‘His cell looks decent’ ‘Meduza’ talks to a human rights monitor who visited Navalny in prison
Opposition figure Alexey Navalny was taken into custody immediately upon returning to Russia from Germany, and then placed under arrest for 30 days at Moscow’s Matrosskaya Tishina remand prison. Human rights activist Alexey Melnikov, the executive secretary of Moscow’s Public Monitoring Commission, was the first person to visit Navalny in his cell. In conversation with “Meduza,” Melnikov describes the conditions at the prison and the rules governing Navalny’s detention.
Why did Navalny end up alone in a cell, without other cellmates?
Right now he’s undergoing a so-called quarantine. Previously, quarantine at a SIZO [pre-trial detention center] meant 10 days of confinement in a cell for a newcomer, while his personal file was being study and his cellmates were selected so as not to violate article 33 of [federal law] No. 103-FZ on the separation of different categories of citizens [in custody]. Now, due to the pandemic, the quarantine period has been increased to 14 days in order to, among other things, identify signs of viral respiratory diseases, if there are any.
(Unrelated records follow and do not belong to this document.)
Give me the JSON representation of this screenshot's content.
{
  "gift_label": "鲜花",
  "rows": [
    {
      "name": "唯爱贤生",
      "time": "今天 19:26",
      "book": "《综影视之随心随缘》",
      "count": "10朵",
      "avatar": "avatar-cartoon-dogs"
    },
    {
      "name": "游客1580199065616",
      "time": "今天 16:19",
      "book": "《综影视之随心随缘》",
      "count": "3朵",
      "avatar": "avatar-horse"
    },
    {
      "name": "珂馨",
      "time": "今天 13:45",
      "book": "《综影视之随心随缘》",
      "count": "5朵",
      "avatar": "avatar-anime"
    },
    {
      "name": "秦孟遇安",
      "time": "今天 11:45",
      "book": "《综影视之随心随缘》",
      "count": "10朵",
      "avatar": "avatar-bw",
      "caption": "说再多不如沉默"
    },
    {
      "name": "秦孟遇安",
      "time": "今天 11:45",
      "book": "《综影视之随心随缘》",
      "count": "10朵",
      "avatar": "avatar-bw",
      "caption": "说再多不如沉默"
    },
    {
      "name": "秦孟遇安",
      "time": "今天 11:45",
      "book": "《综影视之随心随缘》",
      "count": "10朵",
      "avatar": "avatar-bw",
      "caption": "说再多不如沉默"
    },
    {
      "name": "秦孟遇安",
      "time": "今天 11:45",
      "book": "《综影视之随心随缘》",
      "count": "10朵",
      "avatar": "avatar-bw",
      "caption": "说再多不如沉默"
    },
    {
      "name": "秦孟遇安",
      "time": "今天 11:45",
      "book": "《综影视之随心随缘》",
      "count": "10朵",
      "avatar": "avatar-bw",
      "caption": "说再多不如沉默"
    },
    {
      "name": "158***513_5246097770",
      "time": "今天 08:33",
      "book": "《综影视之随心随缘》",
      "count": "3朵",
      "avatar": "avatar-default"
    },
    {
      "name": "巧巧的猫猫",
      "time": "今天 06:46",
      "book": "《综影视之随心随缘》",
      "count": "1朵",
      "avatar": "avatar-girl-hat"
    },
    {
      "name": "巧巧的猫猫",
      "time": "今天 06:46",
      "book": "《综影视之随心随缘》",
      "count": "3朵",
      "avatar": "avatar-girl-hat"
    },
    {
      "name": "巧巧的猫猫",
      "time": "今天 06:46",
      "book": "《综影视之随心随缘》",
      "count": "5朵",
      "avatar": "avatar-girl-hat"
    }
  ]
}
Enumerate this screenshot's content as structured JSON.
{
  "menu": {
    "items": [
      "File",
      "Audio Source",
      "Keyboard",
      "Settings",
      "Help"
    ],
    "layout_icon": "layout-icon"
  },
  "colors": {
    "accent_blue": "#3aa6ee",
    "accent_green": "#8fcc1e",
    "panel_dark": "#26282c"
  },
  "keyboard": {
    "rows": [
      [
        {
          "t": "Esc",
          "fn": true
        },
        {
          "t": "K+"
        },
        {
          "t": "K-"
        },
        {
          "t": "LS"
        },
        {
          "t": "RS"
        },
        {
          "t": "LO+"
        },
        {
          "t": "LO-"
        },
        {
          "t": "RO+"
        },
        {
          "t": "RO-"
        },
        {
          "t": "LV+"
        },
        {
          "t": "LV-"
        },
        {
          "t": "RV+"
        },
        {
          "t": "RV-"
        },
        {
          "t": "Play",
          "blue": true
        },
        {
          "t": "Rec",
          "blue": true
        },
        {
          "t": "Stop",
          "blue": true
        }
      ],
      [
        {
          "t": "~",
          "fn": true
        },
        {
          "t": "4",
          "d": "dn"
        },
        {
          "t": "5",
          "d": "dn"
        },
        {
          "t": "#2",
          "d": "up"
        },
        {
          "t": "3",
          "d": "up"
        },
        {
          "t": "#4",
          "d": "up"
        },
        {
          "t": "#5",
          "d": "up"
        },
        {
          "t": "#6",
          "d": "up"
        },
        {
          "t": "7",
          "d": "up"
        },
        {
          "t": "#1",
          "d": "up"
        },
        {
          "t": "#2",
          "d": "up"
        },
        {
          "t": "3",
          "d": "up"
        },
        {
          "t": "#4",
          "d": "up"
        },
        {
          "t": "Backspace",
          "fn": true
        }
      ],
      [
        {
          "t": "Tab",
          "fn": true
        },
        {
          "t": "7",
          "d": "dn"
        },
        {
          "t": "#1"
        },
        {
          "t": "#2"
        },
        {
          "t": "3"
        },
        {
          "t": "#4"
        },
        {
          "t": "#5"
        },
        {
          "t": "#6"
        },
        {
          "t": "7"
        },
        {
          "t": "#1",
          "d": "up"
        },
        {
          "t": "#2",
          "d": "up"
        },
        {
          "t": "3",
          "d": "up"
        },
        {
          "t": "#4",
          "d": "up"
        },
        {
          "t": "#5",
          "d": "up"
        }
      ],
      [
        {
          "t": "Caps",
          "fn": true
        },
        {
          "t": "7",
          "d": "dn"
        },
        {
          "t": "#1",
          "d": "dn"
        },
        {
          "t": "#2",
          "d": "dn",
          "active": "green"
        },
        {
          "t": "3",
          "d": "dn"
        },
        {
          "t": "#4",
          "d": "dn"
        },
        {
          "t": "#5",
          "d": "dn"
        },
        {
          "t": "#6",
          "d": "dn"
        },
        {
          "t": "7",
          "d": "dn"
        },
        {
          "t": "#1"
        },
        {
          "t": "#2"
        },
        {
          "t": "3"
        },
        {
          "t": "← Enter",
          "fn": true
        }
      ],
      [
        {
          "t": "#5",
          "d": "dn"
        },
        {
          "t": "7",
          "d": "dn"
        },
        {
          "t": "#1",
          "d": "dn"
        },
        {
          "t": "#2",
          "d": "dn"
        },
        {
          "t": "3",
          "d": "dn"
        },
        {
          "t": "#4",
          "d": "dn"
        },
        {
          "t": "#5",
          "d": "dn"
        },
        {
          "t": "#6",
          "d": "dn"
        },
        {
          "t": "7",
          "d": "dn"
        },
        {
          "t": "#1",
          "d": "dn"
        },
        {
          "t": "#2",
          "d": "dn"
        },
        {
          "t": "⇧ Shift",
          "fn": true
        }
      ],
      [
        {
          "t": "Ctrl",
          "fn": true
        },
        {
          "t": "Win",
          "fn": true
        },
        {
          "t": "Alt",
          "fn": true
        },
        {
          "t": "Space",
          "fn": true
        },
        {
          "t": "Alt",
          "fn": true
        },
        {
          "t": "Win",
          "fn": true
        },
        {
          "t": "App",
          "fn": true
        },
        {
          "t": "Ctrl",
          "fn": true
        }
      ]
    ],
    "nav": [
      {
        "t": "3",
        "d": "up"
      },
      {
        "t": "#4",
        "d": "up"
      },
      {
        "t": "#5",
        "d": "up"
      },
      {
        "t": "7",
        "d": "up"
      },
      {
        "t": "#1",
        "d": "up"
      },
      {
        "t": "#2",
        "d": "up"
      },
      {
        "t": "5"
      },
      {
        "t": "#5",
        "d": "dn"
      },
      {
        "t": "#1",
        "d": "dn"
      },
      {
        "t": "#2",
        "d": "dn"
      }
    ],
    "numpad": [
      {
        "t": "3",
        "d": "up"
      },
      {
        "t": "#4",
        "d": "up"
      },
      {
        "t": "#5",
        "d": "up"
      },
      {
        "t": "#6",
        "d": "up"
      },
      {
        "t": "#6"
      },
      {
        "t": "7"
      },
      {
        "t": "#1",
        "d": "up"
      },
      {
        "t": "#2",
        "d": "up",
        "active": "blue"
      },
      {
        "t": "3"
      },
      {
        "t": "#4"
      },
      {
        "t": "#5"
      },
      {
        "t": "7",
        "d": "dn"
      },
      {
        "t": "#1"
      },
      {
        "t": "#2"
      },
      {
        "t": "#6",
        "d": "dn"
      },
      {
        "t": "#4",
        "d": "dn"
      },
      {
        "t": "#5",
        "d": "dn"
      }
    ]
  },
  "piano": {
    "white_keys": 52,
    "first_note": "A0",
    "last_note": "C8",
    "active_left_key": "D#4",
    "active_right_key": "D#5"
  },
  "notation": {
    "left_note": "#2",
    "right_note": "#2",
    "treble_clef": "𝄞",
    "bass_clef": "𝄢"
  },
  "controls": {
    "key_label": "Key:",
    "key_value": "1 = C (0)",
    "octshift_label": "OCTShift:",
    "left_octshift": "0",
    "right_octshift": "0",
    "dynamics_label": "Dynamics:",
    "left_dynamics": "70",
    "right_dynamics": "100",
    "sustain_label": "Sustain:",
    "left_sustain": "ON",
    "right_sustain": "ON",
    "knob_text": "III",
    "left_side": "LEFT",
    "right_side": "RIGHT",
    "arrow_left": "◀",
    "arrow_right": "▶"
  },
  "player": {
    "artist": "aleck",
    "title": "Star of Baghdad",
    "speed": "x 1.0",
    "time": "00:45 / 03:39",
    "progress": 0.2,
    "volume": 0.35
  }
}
Then the person is ready to be “lifted,” as the people say, into a cell for continued detention.
What does Navalny’s cell look like?
They renovated Matrosskaya Tishina recently. The cell looks decent. It’s a three-person [cell]; accordingly, it’s no less than 12 square meters [about 130 square feet]. He has a kettle, a television, and a fridge, he was given bedding, and supplies for washing. There is privacy in the toilet. The Moscow ONK [Public Monitoring Commission] has achieved this in almost all Moscow prisons. There’s a toilet, and not a hole in the floor. There’s hot water in the cell. We haven’t received any complaints or appeals about temperature violations against the backdrop of the cold weather.
Did Navalny have any complaints, requests, or appeals for the public monitoring commission?
He thanked everyone for their support and said that he’s glad to return to his homeland. He asked us to inform his relatives about what things to bring to him in pre-trial detention. This is all from a list permitted by the internal regulations. It probably isn’t right to divulge the details. We have passed this information along.
In particular, he asked [for them] to bring him books. This is quite difficult, since they have to go through the so-called censorship procedure. This isn’t about assessing the content of the texts, but about studying them for the transfer of prohibited information, and any erased letter might be regarded as an attempt to transfer such information. It’s easier to order books from the FSIN [Federal Penitentiary Service] store.
What are the particularities of the Matrosskaya Tishina pre-trial detention center?
This is a federally regulated remand prison. Inside, they follow internal regulations and FSIN regulations very strictly. There are violations there, but they are much less common than in other prisons and other regions.
There’s a wide variety of prisoners there, including notable and high-ranking ones: a former senator is locked up there, [former economy minister Alexey] Ulyukayev was there at one time. For Ulyukayev, as far as I remember, everything was quite modest and there wasn’t even a television.
Navalny has spent a lot of time in special detention centers, but he has never been in a pre-trial detention center with the exception of one night in Kirov. Can you explain the main differences in the conditions?
It is precisely the conditions of detention that are better in a pre-trial detention center. The internal regulations for special detention centers are very far from [those] of remand prisons. As it happens, the public monitoring commission advocated for bringing these rules in line with the internal regulations for pre-trial detention centers.
In a pre-trial detention center, they can provide first aid, there’s a medical unit, but at special detention centers only paramedics are available. There are no televisions. At Matrosskaya Tishina there’s a gym. You can also play sports while on walks. Some courtyards have table tennis. I don’t recall any horizontal bars, but many do pull-ups on the bars. In terms of daily walks and the opportunity to go to the shower (once per week), everything is about the same. A prisoner can refuse to go to the exercise yard, but he has to be given the option.
Navalny isn’t included in the category of suspects who are usually held in pre-trial detention centers — those who are facing time in prison or have already been sentenced. He has a specific status: remanded in custody for 30 days pending at trial to change his sentence. Does this come with any additional restrictions or privileges?
Navaly isn’t at odds with the court, he’s not at odds with an investigation, he’s at odds with the FSIN. Permission to visit him can be obtained from the FSIN directly, but now meetings are impossible due to the pandemic-related restrictions. This also makes access for lawyers difficult now. In Moscow prisons, meetings with lawyers currently take place through glass. Otherwise, it’s hard for me to say, we rarely encounter situations like this.